75 percentile: find top offenders

60 Views Asked by At

Imagine that a car company wants to analyze all those orders late, yet to be delivered to customers. By late I mean that, to date, the contractual delivery date has expired. ID simply refers to the i-th order. What I called Span is simply the difference between today and the contractual delivery date. For example: Span = 4 means that the contractual delivery date expired 4 days ago. If I now compute P75, the result I get is 154. The question is: provided that I want the result of P75 to be as low as possible (right now it's 154 as we've just seen), which are the top offenders orders? In other words, I'd like to find those orders such that, if delivered to customers, yield the maximum decrease in the result (from 154 to something lower). Do I just need to start working from bottom orders (row 230 with span 731), those with higher span and work my way up?

first pic

second

third

1

There are 1 best solutions below

2
On BEST ANSWER

Percentiles are used as a measure for statistical distribution. Such as the median, a percentile is not affected by outliers, as opposed to mean and standard deviation. A percentile does not care about the specific location of each case. It cares only about the location where (in this case) 75% of all cases is left of it.

With this in mind, I think it depends more on the cases around your percentile of interest. Especially if the case density is low around your percentile, you have a major impact.

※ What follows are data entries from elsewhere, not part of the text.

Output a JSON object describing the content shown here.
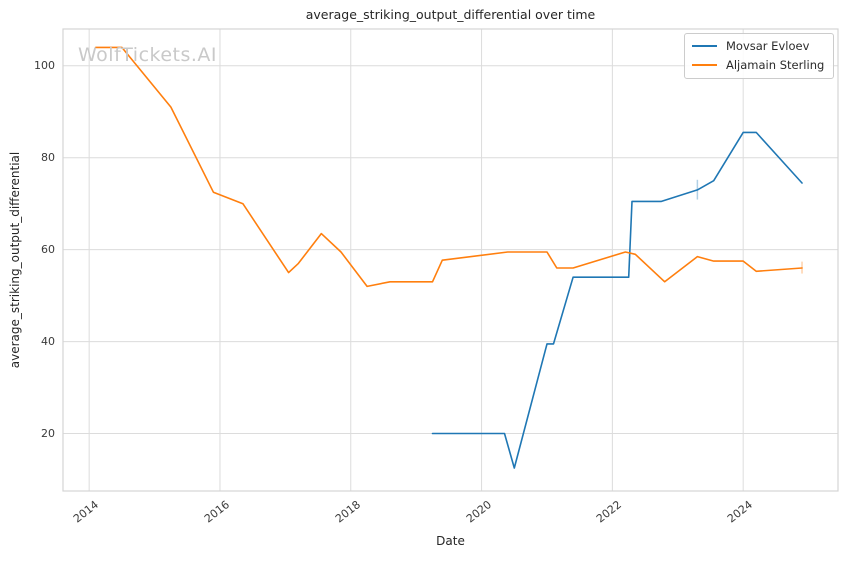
{
  "figure": {
    "background": "#ffffff"
  },
  "watermark": {
    "text": "WolfTickets.AI",
    "color": "#c9c9c9"
  },
  "legend": {
    "position": "upper right",
    "items": [
      {
        "label": "Movsar Evloev",
        "color": "#1f77b4"
      },
      {
        "label": "Aljamain Sterling",
        "color": "#ff7f0e"
      }
    ]
  },
  "chart_data": {
    "type": "line",
    "title": "average_striking_output_differential over time",
    "xlabel": "Date",
    "ylabel": "average_striking_output_differential",
    "xlim": [
      2013.6,
      2025.45
    ],
    "ylim": [
      7.5,
      108
    ],
    "xticks": [
      "2014",
      "2016",
      "2018",
      "2020",
      "2022",
      "2024"
    ],
    "xtick_values": [
      2014,
      2016,
      2018,
      2020,
      2022,
      2024
    ],
    "yticks": [
      "20",
      "40",
      "60",
      "80",
      "100"
    ],
    "ytick_values": [
      20,
      40,
      60,
      80,
      100
    ],
    "grid": true,
    "grid_color": "#dcdcdc",
    "border_color": "#d4d4d4",
    "series": [
      {
        "name": "Movsar Evloev",
        "color": "#1f77b4",
        "points": [
          [
            2019.25,
            20
          ],
          [
            2020.35,
            20
          ],
          [
            2020.5,
            12.5
          ],
          [
            2021.0,
            39.5
          ],
          [
            2021.1,
            39.5
          ],
          [
            2021.4,
            54
          ],
          [
            2022.25,
            54
          ],
          [
            2022.3,
            70.5
          ],
          [
            2022.75,
            70.5
          ],
          [
            2023.3,
            73
          ],
          [
            2023.55,
            75
          ],
          [
            2024.0,
            85.5
          ],
          [
            2024.2,
            85.5
          ],
          [
            2024.9,
            74.5
          ]
        ]
      },
      {
        "name": "Aljamain Sterling",
        "color": "#ff7f0e",
        "points": [
          [
            2014.1,
            104
          ],
          [
            2014.5,
            104
          ],
          [
            2015.25,
            91
          ],
          [
            2015.9,
            72.5
          ],
          [
            2016.35,
            70
          ],
          [
            2017.05,
            55
          ],
          [
            2017.2,
            57
          ],
          [
            2017.55,
            63.5
          ],
          [
            2017.85,
            59.5
          ],
          [
            2018.25,
            52
          ],
          [
            2018.6,
            53
          ],
          [
            2019.25,
            53
          ],
          [
            2019.4,
            57.7
          ],
          [
            2020.4,
            59.5
          ],
          [
            2021.0,
            59.5
          ],
          [
            2021.15,
            56
          ],
          [
            2021.4,
            56
          ],
          [
            2022.2,
            59.5
          ],
          [
            2022.35,
            59
          ],
          [
            2022.8,
            53
          ],
          [
            2023.3,
            58.5
          ],
          [
            2023.55,
            57.5
          ],
          [
            2024.0,
            57.5
          ],
          [
            2024.2,
            55.3
          ],
          [
            2024.9,
            56
          ]
        ]
      }
    ],
    "error_bars": [
      {
        "series": "Movsar Evloev",
        "x": 2023.3,
        "y_low": 70.9,
        "y_high": 75.2
      },
      {
        "series": "Aljamain Sterling",
        "x": 2024.9,
        "y_low": 54.8,
        "y_high": 57.4
      }
    ]
  }
}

If you remove a low case (left of your percentile), then your percentile will shift to the right, which you do not want. If you remove a high case (right of your percentile), then your percentile will shift to the left, which you do want.

Note: This methodology works if every case takes the same amount of effort. If higher cases take more time to solve, I can imagine that the tactic needs to change.

Suppose each case takes the same effort. I can define a series $X$ consisting of $N$ monotonously increasing elements $X(i)$ whereby

$$X(i+1)\ge X(i) \ for\ i=1,...,N-1$$

Index $i$ would be the ID, whereas $X(i)$ is the corresponding SPAN. I define the 75-percentile as $P_{75}=X(i^*)$, whereby $$i^*:=\lceil0.75N\rceil$$

If I remove element $i_a\gg i^*$, then $$P^{new}_{75}=X(\lceil0.75(N-1)\rceil)$$ This might still be the same $X(i^*)$, or $X(i^*-1)$. Thus, you may carry out 1 jump (downwards, which is what you want).

In the case that you remove element $i_a\ll i^*$, then $$P^{new}_{75}=X(1+\lceil0.75(N-1)\rceil)$$ Again, you may carry out 1 jump, towards $X(i^*+1)$.

This jumping is independent of which element left or right of your percentile you take.

If you remove a direct neighbour of $X(i^*)$, you might carry out two jumps.

Things get interesting if you remove the element $X(i^*)$ itself as you might 'win' or 'lose'.

Seen your data is not strictly monotonous and has some plateaus, not much will happen if at a plateau.

As a general rule, I would always start to remove the case $X(i^*+1)$.